Bristow partnered with SunTrust Bank as administrative agent and JPMorgan Chase Bank, Bank of America, Wells Fargo Bank, Regions Bank and BBVA Compass as other senior lenders.
Bristow Group Inc. is the leading provider of helicopter services to the worldwide offshore energy industry based on the number of aircraft operated and is one of two helicopter service providers to the offshore energy industry with global operations. The Company has major transportation operations in the North Sea, Nigeria and the U.S. Gulf of Mexico, as well as in most of the other major offshore oil and gas producing regions of the world; including Alaska, Australia, Brazil, Mexico, Russia and Trinidad. For more information, visit the Company’s website at http://www.bristowgroup.com/.
Statements contained in this release that state the Company’s or management’s intentions, hopes, beliefs, expectations or predictions of the future are forward-looking statements. These forward-looking statements include intended use of proceeds, expense related to the redemption, earnings per share reduction, net present value benefit and affect of the credit facility. It is important to note that the Company’s actual results could differ materially from those projected in such forward-looking statements.
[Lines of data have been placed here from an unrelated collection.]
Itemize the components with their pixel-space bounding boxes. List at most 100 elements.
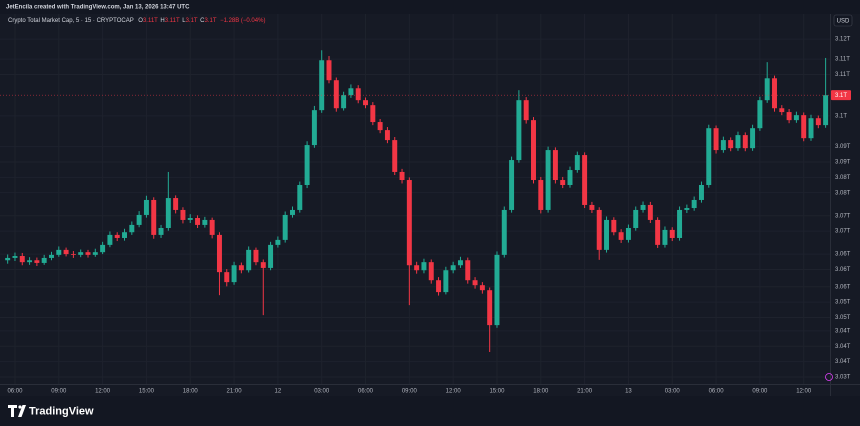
- candle-body: [70, 254, 76, 255]
- brand-logo: TradingView: [8, 405, 94, 417]
- candle-body: [19, 256, 25, 263]
- legend-key: H: [160, 18, 164, 24]
- candle-body: [311, 110, 317, 146]
- logo-mark: [18, 405, 26, 417]
- candle-body: [750, 128, 756, 149]
- candle-body: [625, 227, 631, 240]
- candle-body: [275, 239, 281, 245]
- x-tick-label: 12:00: [446, 389, 462, 395]
- legend: Crypto Total Market Cap, 5 · 15 · CRYPTO…: [8, 18, 265, 24]
- candle-body: [618, 232, 624, 240]
- y-tick-label: 3.06T: [835, 284, 851, 290]
- logo-mark: [8, 405, 17, 417]
- candle-body: [129, 224, 135, 233]
- candle-body: [436, 280, 442, 293]
- candle-body: [114, 234, 120, 238]
- candle-body: [640, 204, 646, 210]
- y-tick-label: 3.11T: [835, 57, 850, 63]
- candle-body: [12, 256, 18, 258]
- candle-body: [538, 180, 544, 210]
- candle-body: [421, 262, 427, 271]
- candle-body: [808, 118, 814, 139]
- candle-body: [684, 208, 690, 210]
- candle-body: [180, 209, 186, 220]
- legend-change: −1.28B (−0.04%): [220, 18, 265, 24]
- candle-body: [246, 249, 252, 271]
- x-tick-label: 15:00: [489, 389, 505, 395]
- y-tick-label: 3.09T: [835, 144, 851, 150]
- last-price-box: [831, 90, 851, 101]
- candle-body: [720, 140, 726, 151]
- candle-body: [567, 170, 573, 186]
- y-tick-label: 3.1T: [835, 113, 847, 119]
- x-tick-label: 21:00: [577, 389, 593, 395]
- candle-body: [742, 135, 748, 149]
- candle-body: [173, 198, 179, 210]
- candle-body: [669, 229, 675, 238]
- x-tick-label: 13: [625, 389, 632, 395]
- candle-body: [604, 219, 610, 250]
- candle-body: [224, 272, 230, 283]
- candle-body: [56, 249, 62, 255]
- candle-body: [158, 227, 164, 235]
- y-tick-label: 3.05T: [835, 315, 851, 321]
- candle-body: [377, 122, 383, 131]
- candle-body: [151, 199, 157, 235]
- candle-body: [757, 100, 763, 129]
- brand: TradingView: [29, 405, 94, 417]
- y-tick-label: 3.08T: [835, 175, 851, 181]
- candle-body: [574, 155, 580, 171]
- x-tick-label: 06:00: [358, 389, 374, 395]
- candle-body: [238, 265, 244, 271]
- candle-body: [735, 135, 741, 149]
- currency: USD: [837, 19, 850, 25]
- candle-body: [611, 219, 617, 233]
- candle-body: [772, 78, 777, 109]
- y-tick-label: 3.06T: [835, 252, 851, 258]
- x-tick-label: 09:00: [402, 389, 418, 395]
- candle-body: [319, 60, 325, 111]
- candle-body: [531, 120, 536, 181]
- y-tick-label: 3.05T: [835, 300, 851, 306]
- candle-body: [136, 214, 142, 225]
- candle-body: [216, 234, 222, 273]
- x-tick-label: 12:00: [95, 389, 111, 395]
- candle-body: [399, 171, 405, 181]
- candle-body: [706, 128, 712, 186]
- y-tick-label: 3.04T: [835, 344, 851, 350]
- x-tick-label: 06:00: [709, 389, 725, 395]
- candle-body: [516, 100, 522, 161]
- y-tick-label: 3.08T: [835, 190, 851, 196]
- candle-body: [5, 257, 11, 261]
- currency-box[interactable]: [833, 14, 853, 27]
- y-tick-label: 3.04T: [835, 328, 851, 334]
- legend-value: 3.1T: [205, 18, 217, 24]
- candle-body: [457, 260, 463, 266]
- candle-body: [187, 218, 193, 220]
- x-tick-label: 18:00: [533, 389, 549, 395]
- candle-body: [472, 280, 478, 286]
- candle-body: [779, 108, 785, 113]
- candle-body: [78, 252, 84, 255]
- event-icon[interactable]: [825, 373, 833, 381]
- candle-body: [253, 249, 259, 263]
- candle-body: [195, 218, 201, 225]
- candle-body: [596, 209, 602, 250]
- x-tick-label: 09:00: [51, 389, 67, 395]
- candle-body: [49, 254, 54, 258]
- candle-body: [647, 204, 653, 220]
- candle-body: [713, 128, 719, 151]
- candle-body: [443, 270, 449, 293]
- candle-body: [552, 150, 558, 181]
- candle-body: [202, 219, 208, 225]
- axes: 3.12T 3.11T 3.11T 3.1T 3.09T 3.09T 3.08T 3.08T 3…: [0, 37, 851, 395]
- x-tick-label: 03:00: [665, 389, 681, 395]
- legend-key: L: [182, 18, 186, 24]
- symbol: Crypto Total Market Cap, 5 · 15 · CRYPTO…: [8, 18, 134, 24]
- candle-body: [582, 155, 588, 205]
- y-tick-label: 3.06T: [835, 267, 851, 273]
- candle-body: [786, 112, 792, 121]
- candle-body: [487, 290, 493, 326]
Additional information concerning factors that could cause actual results to differ materially from those in the forward-looking statements is contained from time to time in the Company’s SEC filings, including but not limited to the Company’s registration statement relating to the offering. Bristow Group Inc. disclaims any intention or obligation to revise any forward-looking statements, including financial estimates, whether as a result of new information, future events or otherwise.